I began this blog entry weeks before the events in Newtown, Connecticut, occurred. After the devastation and with the country in mourning, I decided to wait for the collective angst to abate. The violence of which I am speaking in this entry is operant more on a personal level than the collective violence that has been endemic in our culture. However, I believe that they are related. Working with our own internal violence is a way to do our part in meliorating the collective epidemic. If we are human, we likely have unresolved anger. Whether it shows up as outright rage or adaptive passivity, or something in the middle on this continuum, we can do our share to affect the collective violence. I will describe my own personal journey to becoming aware of and lessening my own footprint of violence.

As a child, I experienced a good deal of rage. Without the ability to understand or express this anger appropriately, I would cry into my pillow at night, alone in the darkness. With so much shame attached to anger, I suspect this is not an uncommon occurrence. During latency, I learned to sublimate this rage. I suspect that during those years much of the anger was internalized or turned against myself. I became reckless driving automobiles, which was quite destructive, but outwardly I became passive and diffident. As I adapted to the persona of a demure individual, I gave up a good deal of my innate authentic power.

While participating in group work with a controversial “spiritual teacher” during early adulthood, group members were given “shadow” presents for Christmas. The presents were specifically selected to evoke transformation. Much to my horror, I was given a plastic machine gun. The nakedness I felt when I opened the present was only surpassed by the shame I felt at having this part of me exposed. If I could have disappeared at that moment, I would have. After all, this was a group of people from whom I could not hide. This is a recurring theme in my life, where I choose people around me who do not become complicit in my denial system. Reluctantly, I took the machine gun home and over the next few weeks I learned to enjoy the sound of simulated bullets shooting out into the air. There was a feeling of suppressed power that was beginning to be released.

When I was in my 20s and 30s, I was intermittently a VICTIM of violence and sometime during my 40s I became a SURVIVOR of violence. In my experience, sometimes a victim of violence creates a certain energetic opening that draws this kind of behavior. This should not be confused with “blaming the victim.” As soon as you enter into “blame” of yourself or others, you re-create the undesirable behavior; you re-create the violence. There is a difference between devolving into blame and acknowledging a deeper pattern that is needing to be transformed. There is a great deal of violence inherent in our culture that needs to be acknowledged and transformed. Whether the imprint being transmuted by the individual is cultural or personal, violence is a pattern that needs to be detoxified within the mandala our society. Tragically so, as examples are revealing on an (almost) daily basis.

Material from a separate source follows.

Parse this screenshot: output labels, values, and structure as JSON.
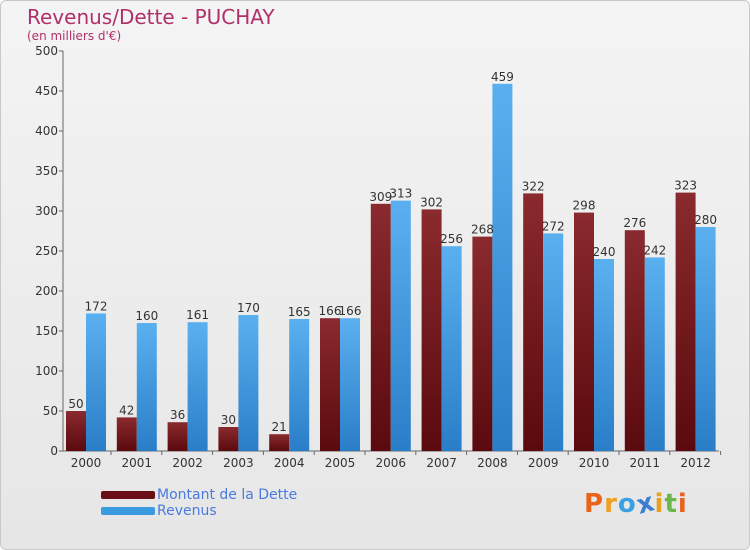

Within every case of domestic violence, I suspect that there is an imprint of the perpetrator and a related mirror image of the victim. Speaking from my own experience, I can remember the day in group therapy when I actually realized that I had been an integral part of the violence. What a revelation to realize that without my complicity, the violence could not have taken place! And it wasn’t until I courageously identified this insidious pattern within me that I could finally be liberated from it. Unfortunately, the pattern needed to recur over and over, becoming more and more subtle, until I was finally able to transform it. And once I successfully eradicated the pattern in myself, I was able to more effectively teach others to liberate themselves from the violence in their lives as well as the violence endemic to our society. The metaphor I used to identify this pattern of complicity within myself and then with others was “waving a match near a firecracker.” I could see the recognition in people’s eyes, when they were finally able to identify their participation in this  “unholy” covenant. This fearless awareness and the subsequent ownership of the pattern were the necessary prerequisites to the liberation that was to follow.

This revelation holds true for sexual abuse as well. Again, I can remember the moment when I realized that only after I transcended the identity of “victim” of sexual abuse could I be effective in helping others heal from the pattern. Having experienced sexual abuse as a child, this pattern was omnipresent in my psychological work through the years until it was eradicated. It was only after I cleared the feelings of blame and anger (otherwise the victim becomes another perpetrator) and forgave the perpetrator myself was I able to effectively work with “victims” of sexual abuse. Perhaps not everyone has to clear this insidious pattern as completely as I did, but with the responsibility of working with others, I clearly needed  to. I have seen many healthcare professionals who have not completely healed from their pasts, and they inadvertently impede the progress that their clients could have made in clearing the pattern for themselves. Also it is important to realize that forgiveness is less an action to be taken than an outcome that results once unresolved feelings are followed through to completion. Forgiveness happens. It is not a requirement, just an indicator that the work is complete.

There are many circumstances life brings that may be perceived as less than desirable. Perhaps it has been the completion of these forms of violence in my life that has allowed me to go beyond the perception of being a victim of this disabling illness. Regardless, I feel fortunate to have been able to do the transformational work and to help “my beloved others” on the journey. I believe everyone needs to be a part of the solution if we are to transmute the collective violence in our present society.